Release Mode No values

I am having an issue when i run the program in debug, it acts normally, i get all my return values and everything is happy. When i run in release, i get no more values, they are all either 0 or not returned i cant really tell cause i cant put a break point. I have the fmad=false already and i changed all my data types to not include floats. I am running cuda toolkit 11.0 and visual studio 2019 c++

this is the signature of the method i am calling

 double* ForceGPU = new double[4];
 ForceGPU = ObliqueCutMaterialModel_ComputeForce_GPU( feed,  speed,  rake,  backrake,  hardnessRatio, m_SpeedLevelsLocal,  numfeed, m_FeedLevelsLocal,  numspeed,
	 m_RakeLevelsLocal, m_ChipTableLocal,  numrake, m_BackRakeLevelsLocal,  numbackrake);

Again all great in debug. nothing in release. Please help!!!

There is a very high likelihood that there is a bug in your code. What happens if you run your program under the control of cuda-memcheck? If it reports any issues, you would want to fix those.

at the moment, im not even launching a kernel. Im simply running the cpp code in the .cu file just to ensure its running. And as i mentioned, when it runs in debug it all works fine, no errors, switching to release I get nothing back or zeros. I wanted to break it into small chunks. So I have the code running in the .cu file but id doesnt launch a kernel and pass to the GPU. so in this case there shouldnt really be any memory issues i can see of?

So you have a bunch of C++ code compiled for the host and nothing running on the GPU yet. “Works in debug but fails in release” unfortunately does not tell us anything other than that, with high likelihood, there is a bug in the code.

Use your preferred standard debugging methods to track down the root cause. I myself like to debug by instrumenting code so it creates a log when I run the code.

it actually turned out to be a compiler optimization issue. When i have the compiler optimization in the cuda/c++ host turned to disabled, it get the same results from both debug and release. It was not a code bug. But i do like the idea of writing a log when in release, that can help moving forwarded.

There is something else that I am seeing that maybe you can lend some insight onto. we have the previous iteration of our code back before we included the cuda toolkit and a the build customization. not changing any code, but just the introduction of the ncvv compiler into the mix, our calculations change. Im not sure how this would be possible unless there is some hybrid compiling happening where maybe .cpp files are being compiled with nvcc? I have not idea how this could happen. Do you have any ideas?

Compiler bugs do occur, but the CUDA compiler is quite mature so a programmer is unlikely to encounter one. If this were my code and I were to find severe functional differences between debug and release builds, I would vigorously investigate until I have established the precise root cause. The results of such an exercise are usually very instructive, e.g. inadvertent reliance on undefined C++ behavior, subtle race conditions, uninitialized data, etc.

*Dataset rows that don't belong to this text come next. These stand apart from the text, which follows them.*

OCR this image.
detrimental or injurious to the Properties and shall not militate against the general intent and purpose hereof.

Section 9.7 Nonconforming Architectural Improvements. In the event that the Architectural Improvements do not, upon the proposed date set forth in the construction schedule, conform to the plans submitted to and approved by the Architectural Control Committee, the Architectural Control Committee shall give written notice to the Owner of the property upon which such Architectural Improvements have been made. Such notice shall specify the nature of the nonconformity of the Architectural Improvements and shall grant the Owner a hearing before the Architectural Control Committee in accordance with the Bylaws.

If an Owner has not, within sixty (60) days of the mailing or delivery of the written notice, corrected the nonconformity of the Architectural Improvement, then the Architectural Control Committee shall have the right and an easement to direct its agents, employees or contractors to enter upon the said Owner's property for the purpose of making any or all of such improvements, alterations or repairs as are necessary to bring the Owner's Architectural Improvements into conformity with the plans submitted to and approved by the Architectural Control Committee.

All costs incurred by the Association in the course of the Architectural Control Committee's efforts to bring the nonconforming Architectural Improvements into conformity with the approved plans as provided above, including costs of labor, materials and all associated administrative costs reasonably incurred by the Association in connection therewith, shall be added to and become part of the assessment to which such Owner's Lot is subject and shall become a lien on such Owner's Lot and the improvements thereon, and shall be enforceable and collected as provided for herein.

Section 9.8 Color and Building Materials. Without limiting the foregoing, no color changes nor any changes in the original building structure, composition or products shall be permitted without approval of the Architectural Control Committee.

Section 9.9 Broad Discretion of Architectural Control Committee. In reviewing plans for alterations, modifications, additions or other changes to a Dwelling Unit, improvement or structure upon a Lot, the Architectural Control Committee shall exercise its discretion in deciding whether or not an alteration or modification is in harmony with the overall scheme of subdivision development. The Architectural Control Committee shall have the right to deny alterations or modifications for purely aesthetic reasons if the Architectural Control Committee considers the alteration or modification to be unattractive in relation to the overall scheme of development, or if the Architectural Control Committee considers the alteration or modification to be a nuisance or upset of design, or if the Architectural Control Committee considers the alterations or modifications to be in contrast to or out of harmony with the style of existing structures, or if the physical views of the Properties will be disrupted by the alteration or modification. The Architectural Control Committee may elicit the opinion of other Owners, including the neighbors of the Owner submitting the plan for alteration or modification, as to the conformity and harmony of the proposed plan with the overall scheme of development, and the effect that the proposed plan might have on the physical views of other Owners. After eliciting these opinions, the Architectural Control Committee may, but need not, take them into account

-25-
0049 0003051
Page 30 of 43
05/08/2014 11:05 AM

I have encountered quite a bit of code over the years (including my own!) that was broken but just “happened to work” in a particular environment. A change in the environment, such as using a different compiler or changing compiler switches then exposed existing breakage.

I cannot speculate on issues with unknown code. Generally speaking, by observing the intermediate files produced by the CUDA tool chain, the CUDA tool chain appears to completely parse and re-write the host portion of code in a .cu file before sending it to the host compiler. The occasional functional problem I have seen with that is when machine-specific intrinsics are used (that are, by definition, not part of C++). In those cases it helps to isolate that portion of the host code in separate .cpp files so it is compiled by the host compiler verbatim.